L'Association brésilienne des industries exportatrices de viande (ABIEC) L'ABIEC est l'une des plus puissantes associations professionnelles du Brésil. Elle a pour mission de promouvoir les exportations de viande, d'aider les entreprises à conquérir de nouveaux marchés et de défendre leurs intérêts. Un de ses principaux combats a trait à l'ouverture des marchés étrangers, en particulier européens. En effet, les marchés européens sont relativement fermés aux viandes brésiliennes : les droits d'entrée y sont élevés et les contingents alloués au pays faibles. L'ABIEC critique d'ailleurs moins les subventions internes versées dans les pays de l'Union que les soutiens à l'exportation et les barrières tarifaires qui interdisent l'accès au marché. M. Marcus Vinicius Pratini de Moraes, président de l'ABIEC, rencontré par votre délégation, a récemment affirmé que « la santé animale [était] devenue le nouveau synonyme du protectionnisme. Lorsqu'un pays souhaite bloquer les importations, il a tendance à user et abuser du concept de santé animale en multipliant les embargos.

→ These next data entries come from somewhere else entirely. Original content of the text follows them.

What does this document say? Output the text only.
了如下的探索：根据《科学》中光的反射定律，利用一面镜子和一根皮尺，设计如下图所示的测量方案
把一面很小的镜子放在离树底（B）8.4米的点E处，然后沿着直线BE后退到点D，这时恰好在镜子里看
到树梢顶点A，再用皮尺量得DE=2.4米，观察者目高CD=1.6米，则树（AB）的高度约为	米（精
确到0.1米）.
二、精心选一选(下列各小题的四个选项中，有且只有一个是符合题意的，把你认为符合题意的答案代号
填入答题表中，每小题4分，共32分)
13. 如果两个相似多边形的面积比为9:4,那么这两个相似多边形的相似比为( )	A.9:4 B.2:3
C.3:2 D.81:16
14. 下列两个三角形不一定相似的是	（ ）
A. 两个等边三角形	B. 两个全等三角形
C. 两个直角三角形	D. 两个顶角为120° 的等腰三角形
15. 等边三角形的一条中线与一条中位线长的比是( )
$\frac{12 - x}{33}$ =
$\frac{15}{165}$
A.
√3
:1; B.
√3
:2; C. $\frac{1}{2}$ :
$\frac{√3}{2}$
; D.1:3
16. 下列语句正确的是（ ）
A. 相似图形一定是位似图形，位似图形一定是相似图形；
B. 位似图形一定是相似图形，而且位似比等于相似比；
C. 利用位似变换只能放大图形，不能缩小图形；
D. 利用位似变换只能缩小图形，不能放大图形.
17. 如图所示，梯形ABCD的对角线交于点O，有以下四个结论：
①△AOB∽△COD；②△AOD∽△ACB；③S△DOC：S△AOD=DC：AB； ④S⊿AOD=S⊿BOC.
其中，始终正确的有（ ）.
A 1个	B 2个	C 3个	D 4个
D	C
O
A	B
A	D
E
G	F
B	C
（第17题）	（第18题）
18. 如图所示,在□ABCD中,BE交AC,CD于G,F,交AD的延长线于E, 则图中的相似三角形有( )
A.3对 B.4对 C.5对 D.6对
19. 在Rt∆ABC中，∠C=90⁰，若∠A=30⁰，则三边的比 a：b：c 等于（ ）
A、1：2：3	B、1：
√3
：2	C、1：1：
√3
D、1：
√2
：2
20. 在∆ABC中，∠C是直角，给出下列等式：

Ceci nous a déjà pénalisé en Europe, en Russie et, plus récemment, au Chili ». |
Ces mesures protectionnistes s'appuient notamment, pour la viande bovine, sur une taxe de 176 % sur la valeur du produit . Le caractère élevé de ce droit de douane n'empêche pas pour autant les exportations de viande brésilienne vers l'Europe, qui ont progressé de 20 % depuis 2003 et représentent désormais 66 % de la viande importée par les pays de l'Union européenne 19 ( * ) .
* 14 + 71 % pour le boeuf, + 170 % pour le poulet et + 113 % pour le porc.

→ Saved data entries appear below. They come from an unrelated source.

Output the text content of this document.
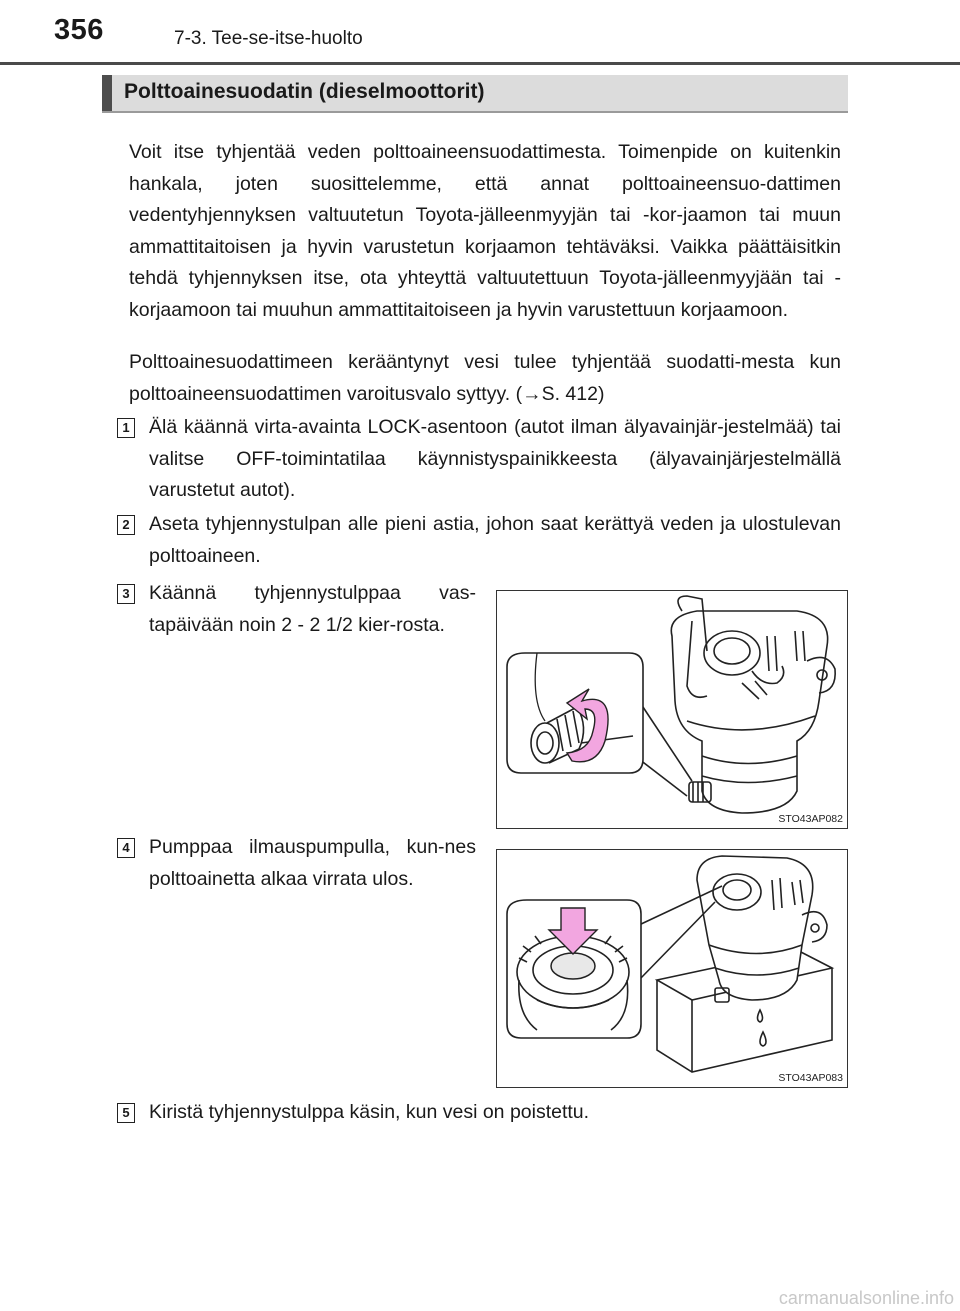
356	7-3. Tee-se-itse-huolto
Polttoainesuodatin (dieselmoottorit)

Voit itse tyhjentää veden polttoaineensuodattimesta. Toimenpide on kuitenkin hankala, joten suosittelemme, että annat polttoaineensuo-dattimen vedentyhjennyksen valtuutetun Toyota-jälleenmyyjän tai -kor-jaamon tai muun ammattitaitoisen ja hyvin varustetun korjaamon tehtäväksi. Vaikka päättäisitkin tehdä tyhjennyksen itse, ota yhteyttä valtuutettuun Toyota-jälleenmyyjään tai -korjaamoon tai muuhun ammattitaitoiseen ja hyvin varustettuun korjaamoon.

Polttoainesuodattimeen kerääntynyt vesi tulee tyhjentää suodatti-mesta kun polttoaineensuodattimen varoitusvalo syttyy. (→S. 412)

1 Älä käännä virta-avainta LOCK-asentoon (autot ilman älyavainjär-jestelmää) tai valitse OFF-toimintatilaa käynnistyspainikkeesta (älyavainjärjestelmällä varustetut autot).

2 Aseta tyhjennystulpan alle pieni astia, johon saat kerättyä veden ja ulostulevan polttoaineen.

3 Käännä tyhjennystulppaa vas-tapäivään noin 2 - 2 1/2 kier-rosta.

STO43AP082
4 Pumppaa ilmauspumpulla, kun-nes polttoainetta alkaa virrata ulos.

STO43AP083
5 Kiristä tyhjennystulppa käsin, kun vesi on poistettu.

carmanualsonline.info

* 15 3,9 milliards de dollars d'exportations.
* 16 3,2 milliards de dollars.
* 17 En France, ces chiffres s'établissent respectivement à 23,5 kg, 26,1 kg et 34,3 kg.
* 18 Après qu'une nouvelle liste comportant 600 élevages a également été repoussée par la Commission européenne, qui n'estimait pas crédible un nombre de fermes en mesure de respecter des normes sanitaires suffisantes supérieur à 300, le Brésil s'est plié à la mi-février 2008 aux exigences de l'Union européenne en soumettant une liste de moins de 200 élevages, accompagnée de rapports d'inspections sanitaires devant donner toutes les assurances qu'elle réclamait. Une mission d'inspection a été envoyée au Brésil par la Commission européenne le 25 février 2008 pour vérifier le respect des normes européennes. Les élevages y satisfaisant verront leur nom publié sur le système européen de traçabilité des mouvements d'animaux (TRACES) et seront à nouveau autorisés à exporter de la viande bovine vers l'Union européenne.
* 19 Point sur lequel la Fédération des industries de l'Etat de São Paulo (FIESP) a attiré l'attention de votre délégation.